Da qualche tempo ho rivalutato le mezzette, cominciando ad acquistarne qualcuna, in particolare Borgogna e Bordeaux. Le mezze bottiglie, troppo spesso bistrattate, trovo invece siano un modo intelligente per poter assaggiare più vini (sopratutto se costosi) e contenere la spesa. Oggi ho aperto con piacere questo Pastourelle 2009 (Cabernet Sauvignon 50%, Merlot 36%, Cabernet Franc 11%, Petit Verdot 2%, Carmenére 1%), secondo vino dello Châteaux Clerc Milon. Siamo nel cuore di Pauillac, poco distanti da Château Lafite Rothschild. Nel 1970, intuendone le potenzialità, fu proprio il Barone più famoso del mondo enoico, ad acquistare i 16 ettari della tenuta, divenuti nel frattempo 40.

Il colore è un rosso rubino carico, impenetrabile, con bellissimi riflessi cremisi. Naso molto complesso, intenso e persistente di viola, sottobosco, funghi, tartufo nero, spinta balsamica e finale mentolato.

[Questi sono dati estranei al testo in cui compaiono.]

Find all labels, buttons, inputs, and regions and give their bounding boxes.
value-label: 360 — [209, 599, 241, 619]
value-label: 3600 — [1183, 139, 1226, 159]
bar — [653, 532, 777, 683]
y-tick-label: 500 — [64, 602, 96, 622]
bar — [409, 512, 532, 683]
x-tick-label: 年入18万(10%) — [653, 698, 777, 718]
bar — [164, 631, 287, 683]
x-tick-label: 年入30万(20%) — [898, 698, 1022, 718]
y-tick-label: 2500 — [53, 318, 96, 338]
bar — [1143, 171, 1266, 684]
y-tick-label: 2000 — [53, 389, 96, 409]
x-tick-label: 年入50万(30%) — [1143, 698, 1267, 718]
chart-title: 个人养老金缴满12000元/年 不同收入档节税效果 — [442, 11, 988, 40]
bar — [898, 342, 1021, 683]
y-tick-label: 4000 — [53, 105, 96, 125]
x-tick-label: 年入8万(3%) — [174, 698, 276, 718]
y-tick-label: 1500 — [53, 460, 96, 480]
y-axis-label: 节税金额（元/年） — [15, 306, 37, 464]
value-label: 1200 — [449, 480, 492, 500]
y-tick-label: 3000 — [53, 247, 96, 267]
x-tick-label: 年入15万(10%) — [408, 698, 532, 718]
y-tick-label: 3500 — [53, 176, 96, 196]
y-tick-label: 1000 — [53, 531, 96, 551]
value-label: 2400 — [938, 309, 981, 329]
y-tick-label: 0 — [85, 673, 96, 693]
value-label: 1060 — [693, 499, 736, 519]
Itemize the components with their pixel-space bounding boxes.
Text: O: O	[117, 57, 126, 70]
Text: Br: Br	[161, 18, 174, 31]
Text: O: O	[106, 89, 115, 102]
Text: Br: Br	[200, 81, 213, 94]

Al palato attacca piuttosto morbido e consistente, con evidente intensità estrattiva la quale viene bilanciata da una buona freschezza ed un tannino estremamente levigato ed elegante. Chiude con un finale sulla liquirizia, stranamente un pò corto.

Personalmente ho apprezzato questa bottiglia più di molti altri secondi vini (ma anche alcuni primi) di Châteaux più blasonati.

Non è semplicissimo trovarlo, ma se vi capita di scovarlo ad un prezzo onesto (come nel mio caso) è decisamente un ottimo affare per assaporare un Pauillac 2009 senza svenarsi.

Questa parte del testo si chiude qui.